While Carole frantically tries to call the police, the man insists that he's there not in her flat to take, but to give, after all, he is Santa Claus and that's the job description. Can he bring glad tidings and joy to Carole's humdrum world? Will she be inspired to take a chance on the ex she still loves? Can he really be who he says he is?

Another Night Before Christmas has echoes of It's A Wonderful Life (previously produced at this venue by director Guy Retallack), but it's very much its own fable, contemporary, brimming with wit and very funny jokes (super work from book and lyrics writer, Sean Grennan) and just the right side of sentimental. The music is splendid too, Leah Okimoto's catchy tunes nice and easy on the ear, never more so than in "Kill Der Bingle", a plea to see off... well, no spoilers!
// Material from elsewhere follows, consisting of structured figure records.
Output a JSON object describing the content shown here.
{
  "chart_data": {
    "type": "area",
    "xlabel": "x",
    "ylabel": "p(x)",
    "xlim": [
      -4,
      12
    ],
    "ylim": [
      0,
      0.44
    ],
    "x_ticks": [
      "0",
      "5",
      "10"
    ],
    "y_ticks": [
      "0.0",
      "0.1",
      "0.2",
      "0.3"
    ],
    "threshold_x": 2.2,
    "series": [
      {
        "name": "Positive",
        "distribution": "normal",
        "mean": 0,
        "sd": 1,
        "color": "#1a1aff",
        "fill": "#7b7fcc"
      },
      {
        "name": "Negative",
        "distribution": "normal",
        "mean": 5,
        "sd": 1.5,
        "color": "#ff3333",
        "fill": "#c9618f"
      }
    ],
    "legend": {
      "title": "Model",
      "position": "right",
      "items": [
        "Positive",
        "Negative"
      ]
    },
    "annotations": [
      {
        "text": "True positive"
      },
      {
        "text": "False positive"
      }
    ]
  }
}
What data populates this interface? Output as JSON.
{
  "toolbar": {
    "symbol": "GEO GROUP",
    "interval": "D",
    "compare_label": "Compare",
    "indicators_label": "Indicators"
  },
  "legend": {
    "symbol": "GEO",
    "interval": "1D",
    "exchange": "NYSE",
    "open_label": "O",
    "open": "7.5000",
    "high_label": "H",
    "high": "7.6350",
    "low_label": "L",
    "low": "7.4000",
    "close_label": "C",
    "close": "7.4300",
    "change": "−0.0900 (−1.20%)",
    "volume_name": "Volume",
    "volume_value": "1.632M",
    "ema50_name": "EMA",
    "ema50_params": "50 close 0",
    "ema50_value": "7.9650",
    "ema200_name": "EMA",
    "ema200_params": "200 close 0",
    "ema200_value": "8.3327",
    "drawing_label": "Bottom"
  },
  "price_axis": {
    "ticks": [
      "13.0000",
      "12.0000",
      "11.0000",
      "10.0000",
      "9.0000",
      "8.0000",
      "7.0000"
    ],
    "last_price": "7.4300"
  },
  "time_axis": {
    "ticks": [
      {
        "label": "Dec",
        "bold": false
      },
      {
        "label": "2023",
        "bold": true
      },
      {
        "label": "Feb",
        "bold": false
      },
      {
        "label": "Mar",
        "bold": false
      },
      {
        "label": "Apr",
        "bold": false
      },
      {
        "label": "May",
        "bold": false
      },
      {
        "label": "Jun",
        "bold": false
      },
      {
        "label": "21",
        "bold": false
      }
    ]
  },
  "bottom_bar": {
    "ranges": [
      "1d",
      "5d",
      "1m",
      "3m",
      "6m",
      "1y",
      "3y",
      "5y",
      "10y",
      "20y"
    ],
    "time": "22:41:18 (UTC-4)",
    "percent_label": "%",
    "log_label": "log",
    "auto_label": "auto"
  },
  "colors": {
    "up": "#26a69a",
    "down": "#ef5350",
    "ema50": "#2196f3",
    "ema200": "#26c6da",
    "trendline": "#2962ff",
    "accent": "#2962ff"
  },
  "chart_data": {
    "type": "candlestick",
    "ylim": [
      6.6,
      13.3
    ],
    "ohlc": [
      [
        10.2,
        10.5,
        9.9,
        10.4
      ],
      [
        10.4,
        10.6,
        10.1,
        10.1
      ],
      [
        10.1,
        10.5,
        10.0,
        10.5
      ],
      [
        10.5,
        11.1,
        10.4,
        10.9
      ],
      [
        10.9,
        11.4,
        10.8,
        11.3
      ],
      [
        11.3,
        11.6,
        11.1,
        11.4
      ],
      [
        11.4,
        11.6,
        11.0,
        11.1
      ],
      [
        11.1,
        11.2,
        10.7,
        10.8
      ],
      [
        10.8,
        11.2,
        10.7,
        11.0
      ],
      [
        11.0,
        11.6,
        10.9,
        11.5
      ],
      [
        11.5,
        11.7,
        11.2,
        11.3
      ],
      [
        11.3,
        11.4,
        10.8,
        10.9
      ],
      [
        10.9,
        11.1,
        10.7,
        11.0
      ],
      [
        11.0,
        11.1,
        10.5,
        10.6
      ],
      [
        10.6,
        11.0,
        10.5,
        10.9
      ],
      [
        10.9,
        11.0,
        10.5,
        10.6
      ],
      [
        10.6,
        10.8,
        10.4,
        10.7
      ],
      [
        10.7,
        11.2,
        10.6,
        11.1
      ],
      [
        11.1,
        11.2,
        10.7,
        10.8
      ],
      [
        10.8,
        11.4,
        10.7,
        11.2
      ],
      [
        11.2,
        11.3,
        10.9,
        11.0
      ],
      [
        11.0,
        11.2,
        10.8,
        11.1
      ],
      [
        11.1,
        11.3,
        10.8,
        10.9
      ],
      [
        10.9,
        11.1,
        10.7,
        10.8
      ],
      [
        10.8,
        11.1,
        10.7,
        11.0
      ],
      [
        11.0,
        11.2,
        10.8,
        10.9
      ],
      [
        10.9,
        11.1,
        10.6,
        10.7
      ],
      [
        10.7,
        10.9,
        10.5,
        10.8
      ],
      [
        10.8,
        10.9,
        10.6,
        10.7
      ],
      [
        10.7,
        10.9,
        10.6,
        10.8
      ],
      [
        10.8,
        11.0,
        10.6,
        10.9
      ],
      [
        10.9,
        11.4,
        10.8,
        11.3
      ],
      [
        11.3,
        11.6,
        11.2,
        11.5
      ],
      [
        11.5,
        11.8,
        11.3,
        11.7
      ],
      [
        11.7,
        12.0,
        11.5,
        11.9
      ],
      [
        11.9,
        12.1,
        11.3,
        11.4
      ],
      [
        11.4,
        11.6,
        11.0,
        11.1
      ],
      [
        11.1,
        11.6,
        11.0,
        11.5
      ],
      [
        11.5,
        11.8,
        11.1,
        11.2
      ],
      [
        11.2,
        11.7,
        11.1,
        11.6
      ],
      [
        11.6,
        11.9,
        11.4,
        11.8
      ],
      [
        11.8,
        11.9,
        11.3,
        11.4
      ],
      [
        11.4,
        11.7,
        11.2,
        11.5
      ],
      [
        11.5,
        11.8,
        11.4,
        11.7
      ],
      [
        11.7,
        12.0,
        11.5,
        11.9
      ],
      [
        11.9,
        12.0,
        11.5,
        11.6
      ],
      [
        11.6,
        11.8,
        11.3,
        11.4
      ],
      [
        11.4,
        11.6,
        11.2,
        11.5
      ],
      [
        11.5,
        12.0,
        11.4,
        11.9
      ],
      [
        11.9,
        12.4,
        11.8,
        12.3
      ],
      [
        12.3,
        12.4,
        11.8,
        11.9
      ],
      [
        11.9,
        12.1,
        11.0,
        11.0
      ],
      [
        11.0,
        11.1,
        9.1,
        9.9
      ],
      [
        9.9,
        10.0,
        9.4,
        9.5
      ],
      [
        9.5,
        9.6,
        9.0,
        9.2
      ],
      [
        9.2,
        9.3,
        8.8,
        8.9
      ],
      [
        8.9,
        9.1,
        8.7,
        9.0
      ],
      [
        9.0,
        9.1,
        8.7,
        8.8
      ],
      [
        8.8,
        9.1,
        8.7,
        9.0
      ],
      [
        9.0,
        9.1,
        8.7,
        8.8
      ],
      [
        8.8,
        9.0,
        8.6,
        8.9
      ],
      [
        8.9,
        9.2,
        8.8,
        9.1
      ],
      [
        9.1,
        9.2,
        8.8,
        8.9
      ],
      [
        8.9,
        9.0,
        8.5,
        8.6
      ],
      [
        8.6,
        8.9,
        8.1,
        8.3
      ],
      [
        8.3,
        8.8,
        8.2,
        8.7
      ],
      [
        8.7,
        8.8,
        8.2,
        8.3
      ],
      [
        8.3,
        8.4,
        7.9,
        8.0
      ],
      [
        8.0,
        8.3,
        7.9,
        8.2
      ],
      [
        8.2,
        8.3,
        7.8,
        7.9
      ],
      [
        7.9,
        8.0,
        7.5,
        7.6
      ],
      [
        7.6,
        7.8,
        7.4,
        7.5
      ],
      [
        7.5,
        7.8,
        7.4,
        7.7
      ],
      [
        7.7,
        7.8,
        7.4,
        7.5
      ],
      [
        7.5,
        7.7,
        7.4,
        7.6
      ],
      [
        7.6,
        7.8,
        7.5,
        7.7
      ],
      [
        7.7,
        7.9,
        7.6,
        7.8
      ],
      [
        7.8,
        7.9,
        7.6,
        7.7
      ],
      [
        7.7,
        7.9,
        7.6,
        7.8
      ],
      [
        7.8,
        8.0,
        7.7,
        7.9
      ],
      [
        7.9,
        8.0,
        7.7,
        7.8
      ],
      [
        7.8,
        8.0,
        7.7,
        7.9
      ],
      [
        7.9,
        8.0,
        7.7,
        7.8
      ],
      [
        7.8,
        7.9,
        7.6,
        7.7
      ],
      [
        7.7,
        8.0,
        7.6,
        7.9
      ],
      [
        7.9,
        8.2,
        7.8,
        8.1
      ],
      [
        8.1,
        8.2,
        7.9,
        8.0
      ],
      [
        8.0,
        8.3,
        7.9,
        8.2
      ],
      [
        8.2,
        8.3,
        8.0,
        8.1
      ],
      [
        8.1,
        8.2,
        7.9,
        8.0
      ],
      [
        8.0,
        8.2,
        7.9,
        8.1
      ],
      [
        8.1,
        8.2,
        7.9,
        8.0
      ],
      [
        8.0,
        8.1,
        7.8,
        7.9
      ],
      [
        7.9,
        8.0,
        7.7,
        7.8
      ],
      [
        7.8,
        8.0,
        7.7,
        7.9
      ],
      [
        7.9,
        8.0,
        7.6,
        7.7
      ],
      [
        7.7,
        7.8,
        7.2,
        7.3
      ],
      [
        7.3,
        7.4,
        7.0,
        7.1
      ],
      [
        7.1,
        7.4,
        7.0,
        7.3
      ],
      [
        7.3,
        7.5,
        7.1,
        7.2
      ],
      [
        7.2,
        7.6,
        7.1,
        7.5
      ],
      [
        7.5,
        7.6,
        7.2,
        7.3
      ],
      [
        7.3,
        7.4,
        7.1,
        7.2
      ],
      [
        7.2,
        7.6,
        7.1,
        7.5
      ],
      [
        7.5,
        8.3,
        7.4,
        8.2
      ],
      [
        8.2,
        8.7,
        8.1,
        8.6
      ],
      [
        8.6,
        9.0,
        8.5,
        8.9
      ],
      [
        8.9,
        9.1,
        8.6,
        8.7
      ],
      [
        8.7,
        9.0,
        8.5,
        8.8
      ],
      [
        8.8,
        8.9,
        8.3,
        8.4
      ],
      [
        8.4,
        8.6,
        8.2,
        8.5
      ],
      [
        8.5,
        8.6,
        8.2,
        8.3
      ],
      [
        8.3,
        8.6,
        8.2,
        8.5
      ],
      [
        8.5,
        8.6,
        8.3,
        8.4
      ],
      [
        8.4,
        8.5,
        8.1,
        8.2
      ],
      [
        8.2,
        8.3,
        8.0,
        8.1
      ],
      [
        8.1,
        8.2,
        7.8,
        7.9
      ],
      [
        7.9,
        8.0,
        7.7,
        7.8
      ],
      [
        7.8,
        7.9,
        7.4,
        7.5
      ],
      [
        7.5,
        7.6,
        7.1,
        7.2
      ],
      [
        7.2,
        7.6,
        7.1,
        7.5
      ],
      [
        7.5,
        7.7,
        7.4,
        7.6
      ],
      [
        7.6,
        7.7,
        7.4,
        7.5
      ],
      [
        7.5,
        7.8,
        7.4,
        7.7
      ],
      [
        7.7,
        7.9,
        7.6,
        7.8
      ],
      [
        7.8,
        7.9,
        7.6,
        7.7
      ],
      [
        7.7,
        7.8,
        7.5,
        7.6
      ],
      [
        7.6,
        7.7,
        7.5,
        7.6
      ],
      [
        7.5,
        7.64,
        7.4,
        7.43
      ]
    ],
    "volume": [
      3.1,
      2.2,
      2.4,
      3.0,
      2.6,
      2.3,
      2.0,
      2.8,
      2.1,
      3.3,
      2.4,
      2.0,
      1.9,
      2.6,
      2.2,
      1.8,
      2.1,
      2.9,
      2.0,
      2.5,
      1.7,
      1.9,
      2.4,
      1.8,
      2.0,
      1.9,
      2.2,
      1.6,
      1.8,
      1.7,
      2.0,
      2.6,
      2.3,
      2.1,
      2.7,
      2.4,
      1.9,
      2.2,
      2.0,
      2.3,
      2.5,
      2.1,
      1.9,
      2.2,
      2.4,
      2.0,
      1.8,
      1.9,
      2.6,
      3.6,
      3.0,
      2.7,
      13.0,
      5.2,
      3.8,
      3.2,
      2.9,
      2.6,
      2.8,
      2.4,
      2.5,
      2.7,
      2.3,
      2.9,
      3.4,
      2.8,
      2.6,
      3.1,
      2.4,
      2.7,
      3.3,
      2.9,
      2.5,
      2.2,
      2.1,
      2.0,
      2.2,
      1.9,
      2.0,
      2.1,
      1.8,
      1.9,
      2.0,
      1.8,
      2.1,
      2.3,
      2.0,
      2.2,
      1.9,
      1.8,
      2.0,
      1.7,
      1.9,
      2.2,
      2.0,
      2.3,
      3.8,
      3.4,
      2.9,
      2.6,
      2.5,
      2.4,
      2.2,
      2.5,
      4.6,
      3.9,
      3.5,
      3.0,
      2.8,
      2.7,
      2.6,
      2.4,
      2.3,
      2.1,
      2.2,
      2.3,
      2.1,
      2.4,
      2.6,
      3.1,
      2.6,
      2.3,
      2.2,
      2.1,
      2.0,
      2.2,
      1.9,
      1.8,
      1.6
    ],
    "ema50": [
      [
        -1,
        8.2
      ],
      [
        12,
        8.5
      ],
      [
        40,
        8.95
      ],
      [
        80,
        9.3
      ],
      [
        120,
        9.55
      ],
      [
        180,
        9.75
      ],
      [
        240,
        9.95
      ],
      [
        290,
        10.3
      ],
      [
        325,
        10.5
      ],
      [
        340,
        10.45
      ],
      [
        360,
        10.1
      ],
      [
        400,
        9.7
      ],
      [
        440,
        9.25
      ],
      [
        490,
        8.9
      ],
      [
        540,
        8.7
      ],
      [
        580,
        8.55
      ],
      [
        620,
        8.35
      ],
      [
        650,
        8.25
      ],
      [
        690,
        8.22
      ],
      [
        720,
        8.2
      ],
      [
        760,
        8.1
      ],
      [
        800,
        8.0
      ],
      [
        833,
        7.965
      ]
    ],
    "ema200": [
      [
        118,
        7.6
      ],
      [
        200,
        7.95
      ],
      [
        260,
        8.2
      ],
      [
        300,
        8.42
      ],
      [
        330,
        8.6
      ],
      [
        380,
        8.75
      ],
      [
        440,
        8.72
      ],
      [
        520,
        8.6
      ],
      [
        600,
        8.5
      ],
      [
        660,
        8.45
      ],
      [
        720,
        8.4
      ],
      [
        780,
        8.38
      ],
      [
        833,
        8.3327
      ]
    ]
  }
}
It's a musical two-hander, so casting is critical and it could hardly be any better. Rachael Wooding gives Carole a steely vulnerability - she doesn't panic on discovering the intruder and she's got plenty of the tough carapace a London social worker develops, but she's also lonely and worried about whether she has made the right choices and what the consequences will be. George Maguire has charisma to burn, showing all his Olivier Award winning pedigree, as he invests the mysterious visitor with charm and humour, but just enough edgy temper to prove he's no fairytale Prince with glib answers for the damsel in distress.

As the night wears on, the pair learn more about each other and, it must be said, we learn more about ourselves, about the empathy that the Christmas season requires, about the fractured families of single occupancy London life and about why it's sometimes right to believe in things that cannot be true. It's a lovely, lovely show with a pitch perfect script, wonderful songs and two warm performances that are pretty much unimprovable. It's the grown-ups' version of the best kind of Christmas bedtime story, the one that sent you to sleep on Christmas Eve, cosy and secure, and looking forward to the day to come.

The venue is a bit off the beaten track, but the ticket prices are keen - very keen compared to big pantos - and if anything can make me look forward to Christmas Day, it's a show that's done its job!

Another Night Before Christmas continues at the Bridge House Theatre until 23 December.